Show that the differential equation $2y{e}^{\frac{x}{y}}dx+(y-2x{e}^{\frac{x}{y}})dy=0$ is homogeneous. Find the particular solution of this differential equation, given that $x=0$, when $y=1$.

Answer 1

The given differential equation can be written as $\frac{dx}{dy}=\frac{2x{e}^{\frac{x}{y}-y}}{2y{e}^{\frac{x}{y}}}$ ---- (1)
Let $F(x,y)=\frac{2x{e}^{\frac{x}{y}-y}}{2y{e}^{\frac{x}{y}}}$
Then $F(\lambda x,\lambda y)=\frac{\lambda 2x{e}^{\frac{x}{y}-y}}{\lambda 2y{e}^{\frac{x}{y}}}={\lambda }^o\left[F\right(x,y\left)\right]$

Thus, $F(x,y)$ is a homogeneous function of degree zero.

Therefore, the given differential equation is a homogeneous differential equation.

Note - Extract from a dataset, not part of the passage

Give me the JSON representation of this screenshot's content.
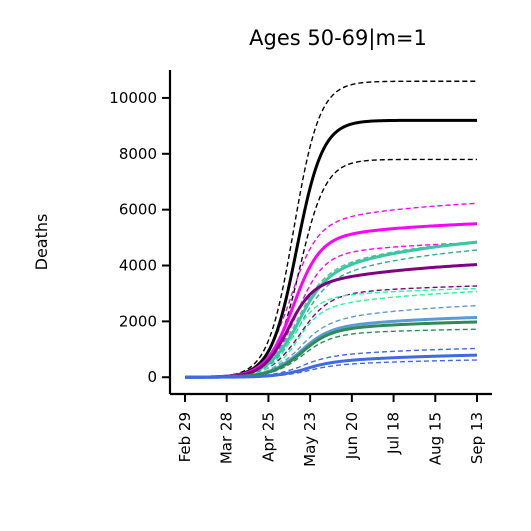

To solve it, we make the substitution
$x=vy$ --- (2)

Differentiating equation (1) and (2) w.r.t to y, we get
$\frac{dx}{dy}=v+y\frac{dv}{dy}$

Substitute the value of x and $\frac{dx}{dy}$ in equation (1), we get
$v+y\frac{dv}{dy}=\frac{2v{e}^v-1}{2e^v}$
or

$y\frac{dv}{dy}=\frac{2v{e}^v-1}{2e^v}-v$

$\frac{dx}{dy}=v+y\frac{dv}{dy}$

$y\frac{dv}{dy}=-\frac{1}{2e^v}$

$2e^{v}dv=\frac{-dy}{y}$

$\int 2e^{v}dv=-\int \frac{dy}{y}$

$2e^v=-\log \left|y\right|+C$

Now replacing v by $\frac{x}{y}$, we get
$2e^{\frac{x}{y}}+\log \left|y\right|=C$ ----(3)

Substituting $x=0$ and $y=1$ in equation (3), we get
$2e^{\frac{0}{1}}+\log \left|1\right|=C\Rightarrow C=2$
$2e^{\frac{x}{y}}+\log \left|y\right|=2$